Pasaron meses, quizás un año y no
supuieron nada el uno del otro. Los dos vivían con la apariencia de
sentirse bien, aunque el dolor a veces era insoportable. Y ella se
presentó un día en la casa de él y pasaron juntos esa noche. Hablaron y
hablaron pero sin entrar en los sentimientos, los dos tenían miedo a
entrar en ese terreno, pues los dos sabían que él no se podía ir con
ella y ella que no se podía quedar con él. Aún ahora él se pregunta el
porqué, pero había como algo preestablecido o quizá fuera porque la
fuerza de su amor era precisamente esa, que si le querían dar forma se
derrumbaría. Ella volvió otra vez, y juntos disfrutaron de sus cuerpos
hasta el amanecer.

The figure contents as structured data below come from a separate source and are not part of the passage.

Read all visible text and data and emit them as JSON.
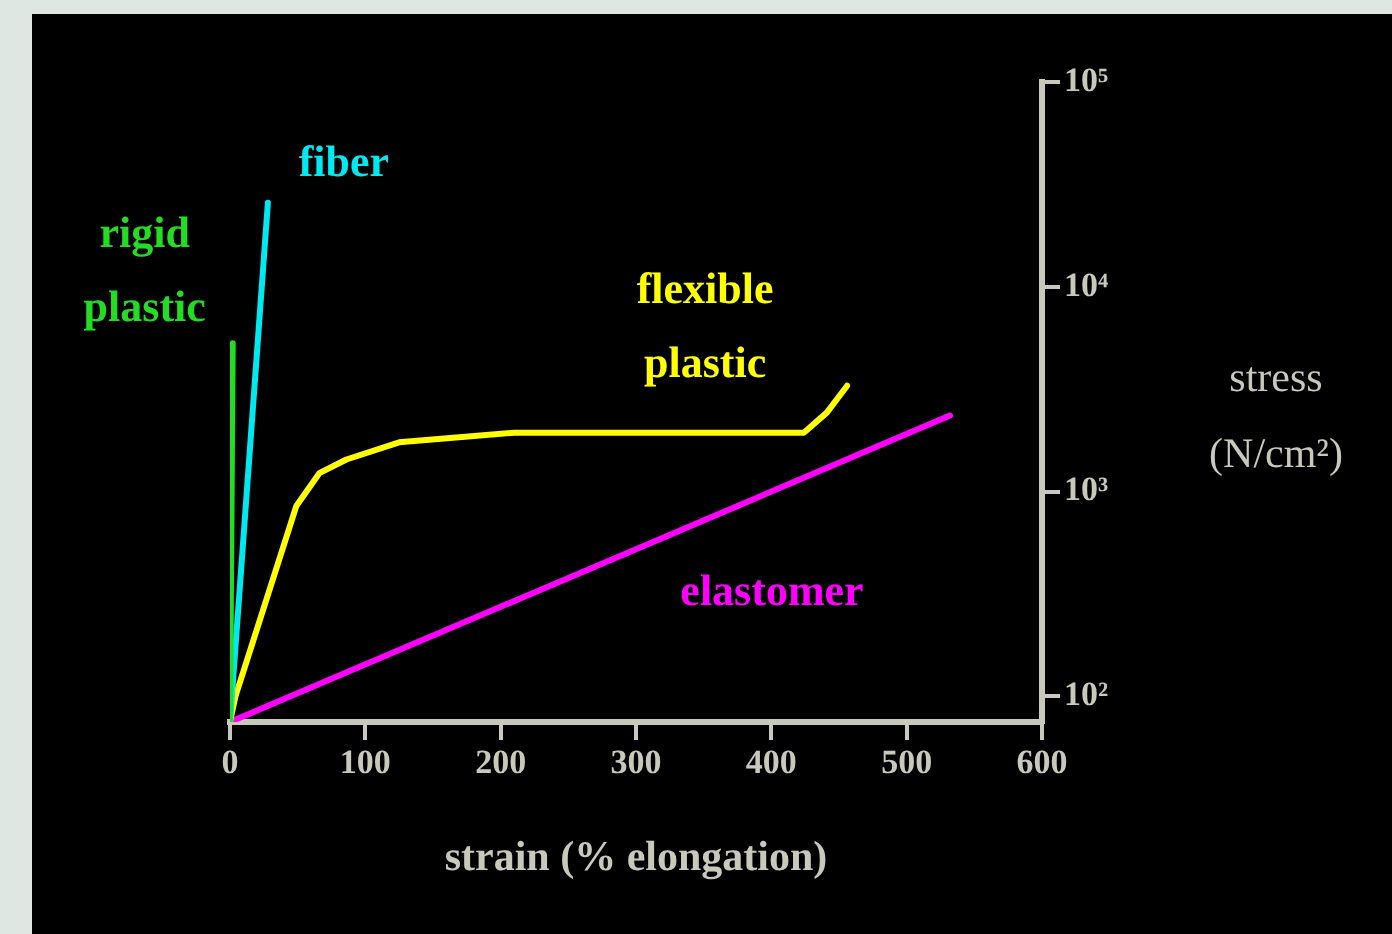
{
  "chart_data": {
    "type": "line",
    "xlabel": "strain (% elongation)",
    "ylabel": "stress\n(N/cm²)",
    "log": "y",
    "xlim": [
      0,
      600
    ],
    "xticks": [
      0,
      100,
      200,
      300,
      400,
      500,
      600
    ],
    "ylim": [
      75,
      100000
    ],
    "yticks": [
      {
        "value": 100,
        "label": "10²"
      },
      {
        "value": 1000,
        "label": "10³"
      },
      {
        "value": 10000,
        "label": "10⁴"
      },
      {
        "value": 100000,
        "label": "10⁵"
      }
    ],
    "grid": false,
    "legend": false,
    "marker": "none",
    "line_style": "solid",
    "series": [
      {
        "name": "rigid\nplastic",
        "color": "#22dd22",
        "x": [
          0,
          2
        ],
        "values": [
          75,
          5300
        ]
      },
      {
        "name": "fiber",
        "color": "#00e8f0",
        "x": [
          0,
          28
        ],
        "values": [
          75,
          25700
        ]
      },
      {
        "name": "flexible\nplastic",
        "color": "#ffff00",
        "x": [
          0,
          4,
          49,
          66,
          86,
          125,
          210,
          424,
          441,
          456
        ],
        "values": [
          75,
          100,
          850,
          1230,
          1435,
          1740,
          1940,
          1940,
          2430,
          3290
        ]
      },
      {
        "name": "elastomer",
        "color": "#ff00ff",
        "x": [
          0,
          532
        ],
        "values": [
          75,
          2350
        ]
      }
    ]
  }
}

La tercera vez que ella lo visitó, lo hizo en plan
sorpresa y ella de buena mañana entró en su habitación y se quedo
paralizada viendo que él no estaba sólo, que estaba con alguien. Ella
empezó a darse la vuelta y él sólo le dió tiempo de pronunciar su
nombre, y ella ya cerraba la puerta. Él se vistió como pudo y salió
corriendo hacia la calle y llamándola a gritos y ella ya no estaba,
simplemente había desaparecido.
En años no se
volvieron a ver y él seguía echándola de menos. Hasat que un día el se
fué a Madrid a coger una plaza de opositor. Y en medio de aquél tumulto
de opositores, a lo lejos vió un rostro que le resultaba conocido, no se
lo podía creer, era ella. A él le pasaron ráfagas de recuerdos, al
tiempo que la veía andar, y los recuerdos y las dudas y los pensamientos
y todo se enmarañó y él se quedó petrificado. Él no hizo nada, bajó sus
ojos hacia el suelo y no se atrevió a volver a mirar, estaba muerto de
pánico. Pensó que él no era el de antes, aquél tio que irradiaba y
expandía seguridad y ternura y que ahora era todo lo contrario: inseguro
e incapaz de transmitir nada y después de éste negativismo, escogió la
senda de la cobardía y cuando alzó su vista, ella ya no estaba y él se
quedó conforme, pero no tranquilo. Y esto lo hizo sin saber que sería la
última vez que la vería.
Paso el tiempo y como dije
no se volvieron a ver, bueno ella le hacía visitas esporádicas y a veces
se cuela entre los sueños de él y él supone, que ella en sus sueños
también le recibe. De todas formas, él llegó a pensar que mejor así, que
esa relación fué lo que fué y se hizo tan grande porque siempre flotó
en una nube de algodón y los intentos de bajar de la nube, siempre
determinarían su fracaso. Así que ha quedado ahí, ahí guardada entre
recuerdos de lo que una vez fué y de lo que pudo ser, entre los sueños
que nunca realizan. Los mejores sueños son esos, los sueños que nunca se
pueden realizar, sino perderían el halo mágico que les envuelve.